Party Party | Girlfriends | two short novels

Party Party

“At once serious and light-handed, these novels mark an auspicious debut for a natural—a brilliant—young writer.”

Danny Yoder, graduate student and deserted husband of Allegra, talks—and drinks—through the long night of his wife’s disappearance, waiting for her to (perhaps) come home. He talks in his own voice (“I’m the bastard of the piece. The bleak truth is that tonight would have been boring if Allegra came home.”) soon he is speaking in a carousel of vices conjured from memory or fancy, keeping him company while he keeps his panic at bay.

Here, captured with a rare combination of ventriloquial mimicry and a knowing tenderness, is the emotional whirligig that marriage (and the suspense of separation) can engender.

Girlfriends

The friends. Isabel Schneider: 29, “fulfilled homemaker,” mother of three, the perfect graduate-student wife of Brian—swims in the morning, works in a daycare center, knows exactly how to spend the money her in-laws send to make a cozy home and refuge for her endlessly aspiring scholar-husband. And Zimmie Alp: 21, a born blues singer and composer, lover of Chopper—jock and blooming revolutionary—and pregnant with his child, believer in Free Relationships—no contracts. Zimmie has been (just temporarily) abandoned by Chopper. Isabel has just learned that her husband is unfaithful.

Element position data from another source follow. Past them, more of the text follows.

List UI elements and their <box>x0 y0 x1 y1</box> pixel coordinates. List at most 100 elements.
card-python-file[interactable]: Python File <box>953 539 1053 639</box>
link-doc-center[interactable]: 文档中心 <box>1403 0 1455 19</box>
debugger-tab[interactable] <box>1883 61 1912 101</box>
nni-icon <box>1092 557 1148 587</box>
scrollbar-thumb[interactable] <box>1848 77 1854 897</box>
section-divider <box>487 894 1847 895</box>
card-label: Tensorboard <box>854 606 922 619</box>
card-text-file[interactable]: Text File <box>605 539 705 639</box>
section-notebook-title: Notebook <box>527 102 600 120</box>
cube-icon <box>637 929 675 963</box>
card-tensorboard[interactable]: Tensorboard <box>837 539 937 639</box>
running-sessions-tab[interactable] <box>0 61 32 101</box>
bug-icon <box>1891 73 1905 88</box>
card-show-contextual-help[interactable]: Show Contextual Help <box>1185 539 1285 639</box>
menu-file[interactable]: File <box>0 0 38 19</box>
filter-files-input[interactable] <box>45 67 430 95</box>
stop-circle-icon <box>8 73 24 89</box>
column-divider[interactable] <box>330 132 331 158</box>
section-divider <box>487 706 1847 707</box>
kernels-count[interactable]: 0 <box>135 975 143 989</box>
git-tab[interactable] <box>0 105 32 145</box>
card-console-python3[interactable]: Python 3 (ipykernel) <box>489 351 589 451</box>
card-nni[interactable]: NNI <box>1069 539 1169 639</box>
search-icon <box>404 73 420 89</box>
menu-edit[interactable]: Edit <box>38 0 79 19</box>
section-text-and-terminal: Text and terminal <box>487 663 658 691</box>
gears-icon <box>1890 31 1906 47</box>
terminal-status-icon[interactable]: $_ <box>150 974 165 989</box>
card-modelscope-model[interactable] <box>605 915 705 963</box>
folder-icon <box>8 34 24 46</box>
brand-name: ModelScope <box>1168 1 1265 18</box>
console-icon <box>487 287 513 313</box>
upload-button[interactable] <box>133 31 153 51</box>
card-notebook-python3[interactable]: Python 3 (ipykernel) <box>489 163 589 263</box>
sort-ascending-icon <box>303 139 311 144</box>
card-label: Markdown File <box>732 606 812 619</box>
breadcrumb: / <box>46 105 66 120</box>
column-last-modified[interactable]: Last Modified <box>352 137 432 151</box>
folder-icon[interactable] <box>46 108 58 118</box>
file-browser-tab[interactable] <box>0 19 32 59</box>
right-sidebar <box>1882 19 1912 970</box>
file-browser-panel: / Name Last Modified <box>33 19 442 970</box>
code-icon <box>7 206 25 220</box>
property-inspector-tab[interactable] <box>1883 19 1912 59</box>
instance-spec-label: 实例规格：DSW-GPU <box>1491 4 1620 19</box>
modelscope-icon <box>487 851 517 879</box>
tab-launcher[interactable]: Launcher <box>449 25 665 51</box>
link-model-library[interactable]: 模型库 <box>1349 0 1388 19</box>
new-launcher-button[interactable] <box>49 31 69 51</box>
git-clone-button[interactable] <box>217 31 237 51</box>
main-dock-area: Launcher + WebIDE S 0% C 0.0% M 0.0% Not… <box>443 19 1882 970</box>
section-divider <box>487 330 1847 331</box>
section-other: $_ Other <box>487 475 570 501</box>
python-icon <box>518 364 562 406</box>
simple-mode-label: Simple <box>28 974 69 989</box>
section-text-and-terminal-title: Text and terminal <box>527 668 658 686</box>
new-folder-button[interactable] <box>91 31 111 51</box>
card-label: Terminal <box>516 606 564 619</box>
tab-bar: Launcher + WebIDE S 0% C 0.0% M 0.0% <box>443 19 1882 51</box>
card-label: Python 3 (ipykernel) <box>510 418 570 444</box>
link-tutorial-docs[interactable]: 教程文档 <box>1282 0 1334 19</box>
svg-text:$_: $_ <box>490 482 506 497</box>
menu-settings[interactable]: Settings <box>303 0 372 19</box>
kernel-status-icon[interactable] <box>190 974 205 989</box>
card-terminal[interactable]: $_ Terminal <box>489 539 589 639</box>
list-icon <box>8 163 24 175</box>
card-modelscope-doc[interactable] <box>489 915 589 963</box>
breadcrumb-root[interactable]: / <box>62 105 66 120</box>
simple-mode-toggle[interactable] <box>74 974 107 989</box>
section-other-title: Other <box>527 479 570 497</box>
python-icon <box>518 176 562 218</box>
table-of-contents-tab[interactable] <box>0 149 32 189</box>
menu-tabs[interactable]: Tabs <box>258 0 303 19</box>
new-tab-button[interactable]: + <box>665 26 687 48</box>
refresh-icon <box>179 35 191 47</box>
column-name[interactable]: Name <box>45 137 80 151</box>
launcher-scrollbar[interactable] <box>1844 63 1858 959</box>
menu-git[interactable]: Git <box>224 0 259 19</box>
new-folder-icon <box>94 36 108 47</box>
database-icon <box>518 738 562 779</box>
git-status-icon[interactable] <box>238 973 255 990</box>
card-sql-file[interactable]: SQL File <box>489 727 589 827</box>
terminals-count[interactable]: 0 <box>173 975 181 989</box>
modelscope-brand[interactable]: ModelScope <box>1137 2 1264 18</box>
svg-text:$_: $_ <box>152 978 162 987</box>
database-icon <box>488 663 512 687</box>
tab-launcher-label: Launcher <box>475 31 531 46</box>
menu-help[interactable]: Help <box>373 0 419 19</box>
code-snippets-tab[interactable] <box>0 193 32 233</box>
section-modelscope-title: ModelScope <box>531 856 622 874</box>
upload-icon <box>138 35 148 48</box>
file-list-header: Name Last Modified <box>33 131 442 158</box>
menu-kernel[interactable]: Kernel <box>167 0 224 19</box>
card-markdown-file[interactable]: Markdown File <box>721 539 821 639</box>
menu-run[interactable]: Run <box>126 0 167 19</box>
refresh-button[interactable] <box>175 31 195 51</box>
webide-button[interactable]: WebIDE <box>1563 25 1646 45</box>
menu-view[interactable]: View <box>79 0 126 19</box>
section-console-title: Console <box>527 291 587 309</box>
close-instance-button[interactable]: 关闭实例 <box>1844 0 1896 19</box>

Through the days of their closeness, through the chinks in their immense difference, through talk Isabel starts to know who she is and Zimmie opens up to the aches that survive all her resolve never to be possessive. In their exchange of nerves, in the self-confrontation each inspires in the other, each moves away from a hidden scaredness towards the capacity for real and risky decision.